Google Chrome da quando è uscito ha fatto parlare di sé, su questo non si discute.
Sia i siti degli addetti ai lavori IT ma soprattutto quelli di informazione generale che ogni tanto trattano temi hi-tech l’hanno definito come un browser rivoluzionario.
Design minimalista e filosofia “un tab-un processo” sono sicuramente elementi innovativi come avete potuto leggere su queste colonne nell’esauriente preview di due settimane fa.
I buoni dati di download rilevati il Day One sono stati accompagnati però da una scia di polemiche riguardo alla licenza di utilizzo e di raccolta di informazioni sensibili durante la navigazione dell’utente (ricordando che il core business di Google è ancora il web-advertising, una materia dunque piuttosto delicata se accompagnata dall’uscita di un browser).
Ma altrettanto se non forse più scalpore ha suscitato la notizia che Chrome utilizza anche porzioni di codice Microsoft.
Da più parti si è cercato e si cercherà in futuro di tirare Google per la giacchetta, di ergerla a paladina del consumatore ed unico vero e credibile antagonista nel comparto dei sistemi operativi quando forse non saranno come più come li conosciamo noi, ma piuttosto interfacce con cui utilizzare le nostre applicazioni installate su macchine remote tramite la Rete.
Tutto questo dimenticando che Google nel settore mantiene una posizione largamente dominante nei confronti degli altri competitor quali Yahoo o MS stessa.
C’è poi chi ha provato a identificarla come un portabandiera dell’Open Source dato che alcuni progetti interni sono stati rilasciati sotto questo “ombrello di licenze” (es. GoogleGears) oppure altri, esterni alla company, vengono finanziati e supportati, qual’è per esempio il linguaggio Python le manifestazioni affini come PyCon.
Eppure è una società in borsa che fa i suoi interessi tanto quanto le altre impegnate nel mercato dell’ITC e non è certo una filantropa che passeggia a braccetto della FSF.
A queste persone sarà venuto un coccolone quando Scott Hanselman ha pubblicato nella sua rubrica settimanale intitolata “The Weekly Source Code” un articolo in cui si evidenzia come proprio il neonato di della grande G faccia uso di codice sorgente proveniente dagli uffici di Redmond.
Secondo infatti i termini di utilizzo, tra le 24 parti provenienti da aziende terze c’è proprio Microsoft.
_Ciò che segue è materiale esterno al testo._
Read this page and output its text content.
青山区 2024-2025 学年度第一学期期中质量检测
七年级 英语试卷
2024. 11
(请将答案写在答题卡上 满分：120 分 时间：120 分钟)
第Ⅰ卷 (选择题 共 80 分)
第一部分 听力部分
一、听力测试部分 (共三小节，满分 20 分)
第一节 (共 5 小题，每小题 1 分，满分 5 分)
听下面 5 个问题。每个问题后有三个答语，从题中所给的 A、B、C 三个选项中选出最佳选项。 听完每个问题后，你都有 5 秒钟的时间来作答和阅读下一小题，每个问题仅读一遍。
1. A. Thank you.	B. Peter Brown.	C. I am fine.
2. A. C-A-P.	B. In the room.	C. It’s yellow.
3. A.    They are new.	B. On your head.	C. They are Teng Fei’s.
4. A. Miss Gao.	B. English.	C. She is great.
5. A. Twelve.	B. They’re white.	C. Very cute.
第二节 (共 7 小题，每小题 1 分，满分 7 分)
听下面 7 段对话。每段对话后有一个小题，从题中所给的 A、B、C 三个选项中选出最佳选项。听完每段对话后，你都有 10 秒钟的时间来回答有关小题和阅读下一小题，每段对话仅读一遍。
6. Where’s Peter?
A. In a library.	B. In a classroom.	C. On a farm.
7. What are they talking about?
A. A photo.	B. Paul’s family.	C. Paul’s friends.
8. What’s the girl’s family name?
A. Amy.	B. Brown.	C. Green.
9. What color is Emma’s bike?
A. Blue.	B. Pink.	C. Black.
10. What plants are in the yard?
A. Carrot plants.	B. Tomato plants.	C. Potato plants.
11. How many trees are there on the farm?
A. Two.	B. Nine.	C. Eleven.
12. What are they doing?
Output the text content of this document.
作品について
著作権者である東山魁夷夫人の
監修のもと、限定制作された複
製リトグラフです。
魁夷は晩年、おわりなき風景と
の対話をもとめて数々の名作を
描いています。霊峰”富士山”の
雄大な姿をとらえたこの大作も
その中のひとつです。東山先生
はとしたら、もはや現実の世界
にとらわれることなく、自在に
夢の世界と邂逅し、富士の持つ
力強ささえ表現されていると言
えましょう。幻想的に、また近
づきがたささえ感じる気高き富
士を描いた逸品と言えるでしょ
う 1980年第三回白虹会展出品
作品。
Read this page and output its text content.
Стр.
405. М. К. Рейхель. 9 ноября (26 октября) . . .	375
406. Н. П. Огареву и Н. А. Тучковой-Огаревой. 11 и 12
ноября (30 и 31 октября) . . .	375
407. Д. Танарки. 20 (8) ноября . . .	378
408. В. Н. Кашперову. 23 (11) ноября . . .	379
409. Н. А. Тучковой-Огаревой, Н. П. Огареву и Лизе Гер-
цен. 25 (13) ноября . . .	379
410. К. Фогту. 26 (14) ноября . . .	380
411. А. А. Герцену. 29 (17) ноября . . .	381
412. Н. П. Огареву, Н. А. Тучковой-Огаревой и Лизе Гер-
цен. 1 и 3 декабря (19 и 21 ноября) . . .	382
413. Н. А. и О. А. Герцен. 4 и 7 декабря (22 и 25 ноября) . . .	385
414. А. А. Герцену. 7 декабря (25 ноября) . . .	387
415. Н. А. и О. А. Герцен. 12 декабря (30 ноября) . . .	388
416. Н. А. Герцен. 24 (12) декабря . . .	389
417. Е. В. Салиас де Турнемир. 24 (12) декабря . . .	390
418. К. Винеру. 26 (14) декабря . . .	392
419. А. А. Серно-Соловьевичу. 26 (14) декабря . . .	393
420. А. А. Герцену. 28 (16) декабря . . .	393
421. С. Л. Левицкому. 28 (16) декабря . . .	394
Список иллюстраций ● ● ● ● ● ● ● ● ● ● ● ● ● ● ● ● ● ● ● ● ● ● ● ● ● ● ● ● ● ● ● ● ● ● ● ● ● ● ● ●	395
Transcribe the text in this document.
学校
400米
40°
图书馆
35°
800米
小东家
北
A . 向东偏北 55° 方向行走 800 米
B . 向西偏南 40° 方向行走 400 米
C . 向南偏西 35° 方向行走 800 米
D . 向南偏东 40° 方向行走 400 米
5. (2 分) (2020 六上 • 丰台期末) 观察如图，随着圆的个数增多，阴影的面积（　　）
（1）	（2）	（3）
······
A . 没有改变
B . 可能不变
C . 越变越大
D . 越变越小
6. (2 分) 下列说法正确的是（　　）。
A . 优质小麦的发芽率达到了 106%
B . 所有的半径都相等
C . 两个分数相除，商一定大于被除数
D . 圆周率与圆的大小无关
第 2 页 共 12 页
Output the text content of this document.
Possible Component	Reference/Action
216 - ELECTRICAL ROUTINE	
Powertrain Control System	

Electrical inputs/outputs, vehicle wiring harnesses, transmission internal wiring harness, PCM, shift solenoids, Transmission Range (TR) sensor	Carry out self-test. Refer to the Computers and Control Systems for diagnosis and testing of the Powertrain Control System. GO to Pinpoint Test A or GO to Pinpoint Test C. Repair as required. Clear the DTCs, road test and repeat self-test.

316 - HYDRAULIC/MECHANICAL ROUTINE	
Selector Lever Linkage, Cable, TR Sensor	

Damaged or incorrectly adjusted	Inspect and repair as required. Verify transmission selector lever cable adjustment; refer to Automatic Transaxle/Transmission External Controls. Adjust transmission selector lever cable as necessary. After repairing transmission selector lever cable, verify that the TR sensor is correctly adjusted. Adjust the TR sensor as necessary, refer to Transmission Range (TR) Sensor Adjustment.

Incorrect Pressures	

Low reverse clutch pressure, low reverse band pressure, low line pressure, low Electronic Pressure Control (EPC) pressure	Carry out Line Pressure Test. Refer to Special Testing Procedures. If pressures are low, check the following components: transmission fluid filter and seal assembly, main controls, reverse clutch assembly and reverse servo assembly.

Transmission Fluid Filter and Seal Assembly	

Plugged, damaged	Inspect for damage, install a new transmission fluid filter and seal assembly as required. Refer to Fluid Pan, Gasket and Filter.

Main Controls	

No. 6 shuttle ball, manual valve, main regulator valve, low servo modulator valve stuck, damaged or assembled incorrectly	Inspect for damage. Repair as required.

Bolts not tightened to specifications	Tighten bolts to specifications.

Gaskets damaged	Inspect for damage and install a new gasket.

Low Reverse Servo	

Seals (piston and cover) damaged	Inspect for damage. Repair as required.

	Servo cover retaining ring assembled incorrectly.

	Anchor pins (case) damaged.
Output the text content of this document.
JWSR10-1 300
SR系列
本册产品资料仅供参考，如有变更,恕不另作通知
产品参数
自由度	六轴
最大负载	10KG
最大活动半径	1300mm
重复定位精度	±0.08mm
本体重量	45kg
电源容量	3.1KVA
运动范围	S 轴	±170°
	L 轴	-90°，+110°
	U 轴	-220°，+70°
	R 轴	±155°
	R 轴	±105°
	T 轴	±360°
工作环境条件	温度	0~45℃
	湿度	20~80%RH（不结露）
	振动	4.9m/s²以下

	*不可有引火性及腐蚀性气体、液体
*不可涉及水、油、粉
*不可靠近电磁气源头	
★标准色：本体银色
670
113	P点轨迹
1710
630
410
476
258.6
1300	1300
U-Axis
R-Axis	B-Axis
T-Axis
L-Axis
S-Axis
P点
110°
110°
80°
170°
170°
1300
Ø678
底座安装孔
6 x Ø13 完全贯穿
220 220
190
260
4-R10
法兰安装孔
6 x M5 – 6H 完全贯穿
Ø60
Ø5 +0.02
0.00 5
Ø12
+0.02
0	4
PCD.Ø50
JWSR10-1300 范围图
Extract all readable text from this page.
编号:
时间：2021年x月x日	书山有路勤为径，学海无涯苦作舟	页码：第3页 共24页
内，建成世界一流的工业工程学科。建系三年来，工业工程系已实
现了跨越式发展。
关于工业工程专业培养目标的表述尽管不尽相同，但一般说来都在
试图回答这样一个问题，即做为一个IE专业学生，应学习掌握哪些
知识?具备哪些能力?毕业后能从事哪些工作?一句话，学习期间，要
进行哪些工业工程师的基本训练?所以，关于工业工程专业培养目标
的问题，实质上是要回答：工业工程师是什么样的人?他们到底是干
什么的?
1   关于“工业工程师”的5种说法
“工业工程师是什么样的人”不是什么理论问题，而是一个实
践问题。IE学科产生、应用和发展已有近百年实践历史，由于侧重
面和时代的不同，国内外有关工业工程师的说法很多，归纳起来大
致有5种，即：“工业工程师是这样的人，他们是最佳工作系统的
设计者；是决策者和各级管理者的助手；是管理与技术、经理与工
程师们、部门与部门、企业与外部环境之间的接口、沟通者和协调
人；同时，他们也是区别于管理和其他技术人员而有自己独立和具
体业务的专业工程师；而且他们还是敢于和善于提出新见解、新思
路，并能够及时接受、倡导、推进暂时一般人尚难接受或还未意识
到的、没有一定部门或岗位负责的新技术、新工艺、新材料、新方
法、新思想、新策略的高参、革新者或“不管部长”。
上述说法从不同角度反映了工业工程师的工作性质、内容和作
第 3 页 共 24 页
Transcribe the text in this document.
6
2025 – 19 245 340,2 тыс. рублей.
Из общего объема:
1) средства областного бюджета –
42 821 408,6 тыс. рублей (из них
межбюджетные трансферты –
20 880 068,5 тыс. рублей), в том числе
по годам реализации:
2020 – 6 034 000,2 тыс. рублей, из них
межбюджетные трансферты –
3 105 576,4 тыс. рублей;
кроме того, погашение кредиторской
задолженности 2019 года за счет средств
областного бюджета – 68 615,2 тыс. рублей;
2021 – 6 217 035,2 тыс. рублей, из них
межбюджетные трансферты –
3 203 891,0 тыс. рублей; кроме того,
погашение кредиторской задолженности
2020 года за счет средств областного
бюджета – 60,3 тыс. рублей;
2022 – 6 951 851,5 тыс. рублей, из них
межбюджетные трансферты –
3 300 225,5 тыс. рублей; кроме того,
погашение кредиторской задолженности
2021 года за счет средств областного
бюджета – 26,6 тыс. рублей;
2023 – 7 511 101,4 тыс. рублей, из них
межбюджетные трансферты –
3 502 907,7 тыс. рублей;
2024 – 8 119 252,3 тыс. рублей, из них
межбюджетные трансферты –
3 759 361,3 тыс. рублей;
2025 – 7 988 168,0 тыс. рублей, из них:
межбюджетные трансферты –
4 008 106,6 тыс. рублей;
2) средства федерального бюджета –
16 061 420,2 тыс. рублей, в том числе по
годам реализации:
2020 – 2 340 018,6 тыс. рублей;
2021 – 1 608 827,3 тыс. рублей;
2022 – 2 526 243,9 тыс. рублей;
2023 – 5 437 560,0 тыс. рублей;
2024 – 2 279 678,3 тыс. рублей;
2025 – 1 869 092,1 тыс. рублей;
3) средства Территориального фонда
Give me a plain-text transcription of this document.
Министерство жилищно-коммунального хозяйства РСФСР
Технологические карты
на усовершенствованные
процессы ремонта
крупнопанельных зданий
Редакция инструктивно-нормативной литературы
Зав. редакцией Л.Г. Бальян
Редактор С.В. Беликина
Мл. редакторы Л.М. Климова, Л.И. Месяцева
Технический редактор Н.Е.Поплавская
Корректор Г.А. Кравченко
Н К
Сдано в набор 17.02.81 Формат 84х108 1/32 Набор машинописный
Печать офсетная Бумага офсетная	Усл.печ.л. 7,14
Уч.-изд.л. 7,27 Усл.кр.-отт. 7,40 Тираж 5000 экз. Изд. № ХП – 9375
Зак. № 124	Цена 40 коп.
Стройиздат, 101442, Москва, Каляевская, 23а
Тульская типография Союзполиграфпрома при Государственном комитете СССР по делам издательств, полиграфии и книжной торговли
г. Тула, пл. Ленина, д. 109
In particolare si menziona la WTL, libreria diventata Open Source nel 2004 e protetta dalla MS-PL, un tipo di licenza piuttosto permissivo in cui si evidenzia la sostanziale assenza di supporto ma al tempo stesso libero fruire del software senza particolari restrizioni.
La Windows Template Library è stato uno dei primi primi progetti tout-court Microsoft relativi all’Open Source; opera di Nenad Stevanovic e nato come progetto interno, poi rilasciato come sample senza supporto alla comunità.
Secondo Pranish Kumar si è rivelata da subito una sfida interessante perché a quel tempo il mercato recepiva ancora l’unica equazione Open Source = Linux.
Dal punto di vista tecnico si presenta come un insieme di framework che permettono di scrivere applicazioni dotate di GUI, senza utilizzare il pachidermico set MFC o senza interfacciarsi direttamente con le Win32 API.
Nello specifico si basa sulle ATL, una serie di classi template C++ che rende più facile lo sviluppo di oggetti COM.
Chrome utilizza anche altre librerie per fornire un’interfaccia su piattaforme diverse da Windows, ma dal momento che WTL è nativa dell’ambiente Microsoft ed è liberamente disponibile perché non usarla?
E’ anche grazie a questa che i tempi di rendering registrati sono così positivi.
Alla fin fine il punto non è proprio avere dei buoni prodotti che aiutino noi utenti a fare meglio e in minor tempo il nostro lavoro, indipendentemente da chi contribuisca alla sua realizzazione?